I want to find the local rings of $V(y^2-x^3)$, and establish if it's isomorphic to $K[x]_{(x)}$, or maybe some other ring which I don't know. We take $p=(t^2,t^3) \in V$ and we want to find $O_{(t^2,t^3)}(V) \cong \Gamma(V)_{m_p}$ where $m_p$ corresponds to the maximal ideal of $p$ in $\Gamma(V)\cong K[x,y]/(y^2-x^3) \cong K[X^2,X^3]$ where $X$ denotes an indeterminate. Since $I(\{p\})=(x-t^2,y-t^3)$ I get that $m_p=(\overline{x}-t^2,\overline{y}-t^3)$ which is sent to $(X^2-t^2,X^3-t^3)$ in $K[X^2,X^3]$ so we consider $K[X^2,X^3]_{(X^2-t^2,X^3-t^3)}$ and from now I'm a bit lost. Is what I did so far correct ?

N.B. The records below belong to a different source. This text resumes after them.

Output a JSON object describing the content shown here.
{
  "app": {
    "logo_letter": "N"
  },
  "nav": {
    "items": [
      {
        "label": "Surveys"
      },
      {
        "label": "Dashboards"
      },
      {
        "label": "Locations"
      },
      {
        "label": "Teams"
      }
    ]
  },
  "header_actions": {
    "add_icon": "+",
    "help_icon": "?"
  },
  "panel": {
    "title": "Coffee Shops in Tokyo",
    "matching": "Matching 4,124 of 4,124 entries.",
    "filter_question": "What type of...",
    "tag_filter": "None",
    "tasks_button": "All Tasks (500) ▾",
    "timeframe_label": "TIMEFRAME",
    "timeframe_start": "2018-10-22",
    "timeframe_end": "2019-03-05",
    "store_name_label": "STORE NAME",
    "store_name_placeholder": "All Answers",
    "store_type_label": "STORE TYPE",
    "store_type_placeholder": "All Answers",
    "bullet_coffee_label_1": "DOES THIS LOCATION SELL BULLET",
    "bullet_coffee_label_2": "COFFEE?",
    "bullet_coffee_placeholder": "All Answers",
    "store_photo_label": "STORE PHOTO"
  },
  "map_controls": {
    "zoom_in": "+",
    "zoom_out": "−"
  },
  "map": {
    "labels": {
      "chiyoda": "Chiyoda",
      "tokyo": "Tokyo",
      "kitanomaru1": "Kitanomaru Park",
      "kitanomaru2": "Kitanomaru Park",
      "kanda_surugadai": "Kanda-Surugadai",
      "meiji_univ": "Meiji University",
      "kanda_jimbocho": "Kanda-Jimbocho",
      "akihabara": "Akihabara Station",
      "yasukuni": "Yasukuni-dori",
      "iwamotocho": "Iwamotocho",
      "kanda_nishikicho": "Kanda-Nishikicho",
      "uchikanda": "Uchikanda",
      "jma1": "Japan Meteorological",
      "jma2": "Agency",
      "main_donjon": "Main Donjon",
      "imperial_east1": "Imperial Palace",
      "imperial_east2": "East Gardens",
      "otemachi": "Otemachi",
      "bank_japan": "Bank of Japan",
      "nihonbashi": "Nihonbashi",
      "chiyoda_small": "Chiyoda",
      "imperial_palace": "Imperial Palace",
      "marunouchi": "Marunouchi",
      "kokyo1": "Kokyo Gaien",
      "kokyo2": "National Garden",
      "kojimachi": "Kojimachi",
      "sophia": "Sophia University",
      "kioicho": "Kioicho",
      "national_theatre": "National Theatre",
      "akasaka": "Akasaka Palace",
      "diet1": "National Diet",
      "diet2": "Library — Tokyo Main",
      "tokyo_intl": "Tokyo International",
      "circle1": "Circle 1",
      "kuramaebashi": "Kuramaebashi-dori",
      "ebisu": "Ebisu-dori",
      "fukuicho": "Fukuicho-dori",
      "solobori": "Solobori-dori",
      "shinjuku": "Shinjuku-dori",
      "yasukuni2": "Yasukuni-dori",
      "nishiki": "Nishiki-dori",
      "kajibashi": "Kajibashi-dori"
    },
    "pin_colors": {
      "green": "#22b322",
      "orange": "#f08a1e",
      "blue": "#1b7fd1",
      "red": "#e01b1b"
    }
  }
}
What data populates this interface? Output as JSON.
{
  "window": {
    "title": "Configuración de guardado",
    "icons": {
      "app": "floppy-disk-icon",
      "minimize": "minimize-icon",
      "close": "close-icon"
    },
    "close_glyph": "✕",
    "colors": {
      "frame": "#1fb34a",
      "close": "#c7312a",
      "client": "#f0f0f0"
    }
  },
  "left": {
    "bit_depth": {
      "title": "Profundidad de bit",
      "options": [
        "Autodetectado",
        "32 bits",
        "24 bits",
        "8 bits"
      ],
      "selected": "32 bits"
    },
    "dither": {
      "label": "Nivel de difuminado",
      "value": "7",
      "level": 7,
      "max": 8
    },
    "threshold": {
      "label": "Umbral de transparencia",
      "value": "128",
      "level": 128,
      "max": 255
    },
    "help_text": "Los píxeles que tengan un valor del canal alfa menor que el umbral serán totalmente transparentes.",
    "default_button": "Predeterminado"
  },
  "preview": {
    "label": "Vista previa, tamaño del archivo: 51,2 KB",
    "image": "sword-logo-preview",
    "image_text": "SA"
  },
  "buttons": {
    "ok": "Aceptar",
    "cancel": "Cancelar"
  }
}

At first I wanted to say that $\Gamma(V)_{m_p}\cong K[X^2,X^3]_{(X^2,X^3)}$, I thought that $m_p$ was sent to $(X^2,X^3)$ but with what I did above I'm not sure of it.
Is it possible to proceed with what I did ? Thank you
Yes, what you've done so far is correct.
If $t\neq 0$, then $X=\frac{X^3}{X^2}\in K[X^2,X^3]_{(X^2-t^2,X^3-t^3)}$ and $(X^3-t^3)-X(X^2-t^2)=t^2(X-t)$, so your local ring becomes $K[X]_{(X-t)}$. This is isomorphic to $K[X]_{(X)}$ by the map $X\mapsto X+t$.
If $t=0$, there's not much you can do to simplify $K[X^2,X^3]_{(X^2,X^3)}$.